Some investors labor under the delusion that the realm of asset allocation and its influences don’t apply to their portfolios. At a recent conference, for instance, I found myself in a casual conversation with a fairly wealthy individual who told me that asset allocation was to be avoided at all costs. He talked a good game, but he didn’t realize that he could no more escape decisions on asset allocation than he could walk the earth and avoid gravity.
Consider an investor who picks stocks, one at a time, looking for so-called beaten-down shares that appear to be trading at a discount to book value or some other accounting metric. Let’s also assume that the investor invests exclusively in this strategy and holds no other assets. To some eyes, it appears that asset allocation is null and void for this portfolio. But first impressions can be deceiving, and that’s true here.
In fact, holding a portfolio of hand-picked value stocks, each selected with great care, is still an asset allocation choice. An extreme one, but an asset allocation choice nonetheless. Although this investor may think that this strategy has nothing to do with asset allocation, the truth is that he’s making a decision to emphasize–in the extreme–a particular equity beta with a specific alpha overlay. Embedded in that choice is a decision to avoid everything else. Assuming that the first decision is the only choice of relevance, and that the second decision has no influence on end results, is to ignore reality.

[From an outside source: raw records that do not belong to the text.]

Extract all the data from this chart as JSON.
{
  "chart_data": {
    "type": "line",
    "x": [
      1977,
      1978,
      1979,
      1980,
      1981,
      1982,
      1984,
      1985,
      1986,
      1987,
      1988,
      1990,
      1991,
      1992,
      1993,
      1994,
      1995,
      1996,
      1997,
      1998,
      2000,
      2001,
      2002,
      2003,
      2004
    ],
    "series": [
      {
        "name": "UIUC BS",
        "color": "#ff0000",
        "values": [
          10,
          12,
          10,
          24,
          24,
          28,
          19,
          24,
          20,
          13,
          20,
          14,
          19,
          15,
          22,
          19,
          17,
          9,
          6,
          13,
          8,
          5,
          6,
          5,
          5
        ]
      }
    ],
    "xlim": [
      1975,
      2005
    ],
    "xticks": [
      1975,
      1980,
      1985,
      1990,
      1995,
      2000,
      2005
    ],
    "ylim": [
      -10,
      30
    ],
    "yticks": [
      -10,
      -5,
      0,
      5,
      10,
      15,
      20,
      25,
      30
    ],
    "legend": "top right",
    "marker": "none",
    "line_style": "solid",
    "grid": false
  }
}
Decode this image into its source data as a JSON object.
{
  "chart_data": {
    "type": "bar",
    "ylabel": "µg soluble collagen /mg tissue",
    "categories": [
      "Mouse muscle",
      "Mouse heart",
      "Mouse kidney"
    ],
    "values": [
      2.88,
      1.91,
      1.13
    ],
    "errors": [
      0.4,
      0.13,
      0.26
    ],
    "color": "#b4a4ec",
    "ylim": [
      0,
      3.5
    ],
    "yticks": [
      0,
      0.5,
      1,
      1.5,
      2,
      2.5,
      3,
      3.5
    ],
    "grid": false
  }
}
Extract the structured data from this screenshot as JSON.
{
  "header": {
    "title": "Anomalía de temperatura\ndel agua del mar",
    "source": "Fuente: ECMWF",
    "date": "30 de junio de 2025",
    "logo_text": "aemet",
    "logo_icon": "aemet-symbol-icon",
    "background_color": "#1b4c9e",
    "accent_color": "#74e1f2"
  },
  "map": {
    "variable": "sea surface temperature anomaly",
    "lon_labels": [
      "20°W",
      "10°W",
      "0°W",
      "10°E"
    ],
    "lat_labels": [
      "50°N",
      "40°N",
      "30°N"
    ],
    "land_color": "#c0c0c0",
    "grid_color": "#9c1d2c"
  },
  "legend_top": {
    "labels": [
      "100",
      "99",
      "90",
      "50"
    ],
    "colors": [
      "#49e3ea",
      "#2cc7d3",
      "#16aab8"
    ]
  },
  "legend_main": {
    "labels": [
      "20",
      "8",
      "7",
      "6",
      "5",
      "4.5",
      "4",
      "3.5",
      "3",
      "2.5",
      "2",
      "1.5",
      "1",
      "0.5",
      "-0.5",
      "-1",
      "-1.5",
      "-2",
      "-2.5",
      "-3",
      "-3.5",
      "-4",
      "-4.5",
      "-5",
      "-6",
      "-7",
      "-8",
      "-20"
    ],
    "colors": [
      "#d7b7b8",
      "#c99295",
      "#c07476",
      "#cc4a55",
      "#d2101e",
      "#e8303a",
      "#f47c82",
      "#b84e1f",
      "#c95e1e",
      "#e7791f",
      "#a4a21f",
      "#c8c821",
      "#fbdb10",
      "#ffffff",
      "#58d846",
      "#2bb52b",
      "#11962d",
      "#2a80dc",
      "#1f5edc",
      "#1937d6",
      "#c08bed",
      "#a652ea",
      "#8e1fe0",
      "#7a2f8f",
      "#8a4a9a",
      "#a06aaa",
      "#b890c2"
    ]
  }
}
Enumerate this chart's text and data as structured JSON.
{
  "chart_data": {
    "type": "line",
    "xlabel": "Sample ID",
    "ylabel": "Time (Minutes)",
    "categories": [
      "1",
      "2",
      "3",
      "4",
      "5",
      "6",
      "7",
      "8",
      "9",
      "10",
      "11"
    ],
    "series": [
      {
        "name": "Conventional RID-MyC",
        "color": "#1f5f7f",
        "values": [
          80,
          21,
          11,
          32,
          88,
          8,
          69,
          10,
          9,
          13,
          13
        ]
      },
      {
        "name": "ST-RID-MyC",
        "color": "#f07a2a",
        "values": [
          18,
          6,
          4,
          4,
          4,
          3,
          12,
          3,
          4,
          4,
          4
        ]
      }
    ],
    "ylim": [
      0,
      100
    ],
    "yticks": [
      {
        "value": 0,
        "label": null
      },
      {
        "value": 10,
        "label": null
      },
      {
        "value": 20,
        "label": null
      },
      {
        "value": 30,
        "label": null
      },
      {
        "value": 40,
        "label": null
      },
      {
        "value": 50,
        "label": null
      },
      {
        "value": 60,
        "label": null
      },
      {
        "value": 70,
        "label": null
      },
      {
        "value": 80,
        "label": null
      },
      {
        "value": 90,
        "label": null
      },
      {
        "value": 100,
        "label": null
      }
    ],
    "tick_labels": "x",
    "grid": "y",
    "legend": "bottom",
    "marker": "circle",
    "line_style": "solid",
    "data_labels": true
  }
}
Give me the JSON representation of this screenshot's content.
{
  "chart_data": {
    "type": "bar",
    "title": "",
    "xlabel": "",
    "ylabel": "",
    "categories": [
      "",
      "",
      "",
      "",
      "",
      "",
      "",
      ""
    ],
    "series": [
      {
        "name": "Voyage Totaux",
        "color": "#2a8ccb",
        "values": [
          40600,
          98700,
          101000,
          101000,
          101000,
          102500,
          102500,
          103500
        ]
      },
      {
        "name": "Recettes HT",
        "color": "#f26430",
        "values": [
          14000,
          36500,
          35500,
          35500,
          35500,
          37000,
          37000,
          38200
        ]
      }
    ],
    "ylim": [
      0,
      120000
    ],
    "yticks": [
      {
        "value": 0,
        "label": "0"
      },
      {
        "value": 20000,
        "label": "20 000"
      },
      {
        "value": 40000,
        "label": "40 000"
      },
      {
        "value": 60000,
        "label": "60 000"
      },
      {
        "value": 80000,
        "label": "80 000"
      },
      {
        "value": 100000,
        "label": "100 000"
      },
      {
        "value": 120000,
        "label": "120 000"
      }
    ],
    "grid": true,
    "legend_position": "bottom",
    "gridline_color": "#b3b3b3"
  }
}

Every portfolio strategy is driven by what it holds, and what it avoids. Imagine a world with just two assets, A and B. Let’s say that asset A earned 5% per year over a 10-year period while asset B’s price remained unchanged over that span. The benchmark for this world, a 50/50 mix of the two assets, earned 2.5%. But if you held one or the other asset in isolation, your return would be 5% or 0%, depending on which asset you picked. Here’s the key point, and one that’s too often ignored: your return in holding one or the other asset would have changed considerably relative to the 50/50 benchmark because of two factors, not one. That is, earning 5% in this example is a function of choosing to hold the higher-performing asset and sidestepping asset B and its zero return. There’s no other way to earn 5% except as a matter of making two decisions, not one.
The negative-selection factor (NSF) isn’t always so stark in terms of outcomes. For a broadly diversified portfolio, NSF’s influence may be virtually nil. If your strategy holds all but one of the major asset classes, for instance, NSF isn’t likely to be a major influence on risk and return. By contrast, if you hold just one asset class, the NSF influence is potentially huge. Many investors don’ think in these terms, focusing instead on what they own and ignoring what they don’t. But depending on how a portfolio is structured, the assets avoided may be a substantial influence on the strategy’s results. In some cases, what you don’t own may be more important than what you own in terms of the end results.
Asset allocation, in short, applies to every portfolio, no matter how extreme. The implication: you should have compelling reasons for holding a given set of asset classes, but the rule is no less crucial when it comes to avoiding asset classes. Short sellers understand this subtle but crucial point, but it’s usually overlooked otherwise.
Recognized or not, negative influences matter in money management, sometimes a lot. Combine that with the fact that few investors have strong views (if any) about what they don’t own and it’s clear that this combination can be quite powerful. But in a world where NSF can be a critical driver of results, ignoring this aspect of risk and return can have large and unintended consequences, and not necessarily in your favor.
No wonder, then, that holding all the major asset classes as a strategy tends to perform competitively against a broad set of actively managed asset allocation strategies. Yes, it’s difficult to develop and maintain views on each of the major asset classes, much less their subsets. Even if you managed to stay up-to-date on each asset class, it’s still hard to make reliable, high-quality forecasts on a regular basis across such a diverse realm.
Given all this, it’s fair to say that a broadly defined set of asset classes is (still) likely to generate average-to-above-average results through time compared with all the world’s attempts at doing better. That doesn’t sound like much… until you consider the likely outcome from most investors who try to second guess Mr. Market’s asset allocation.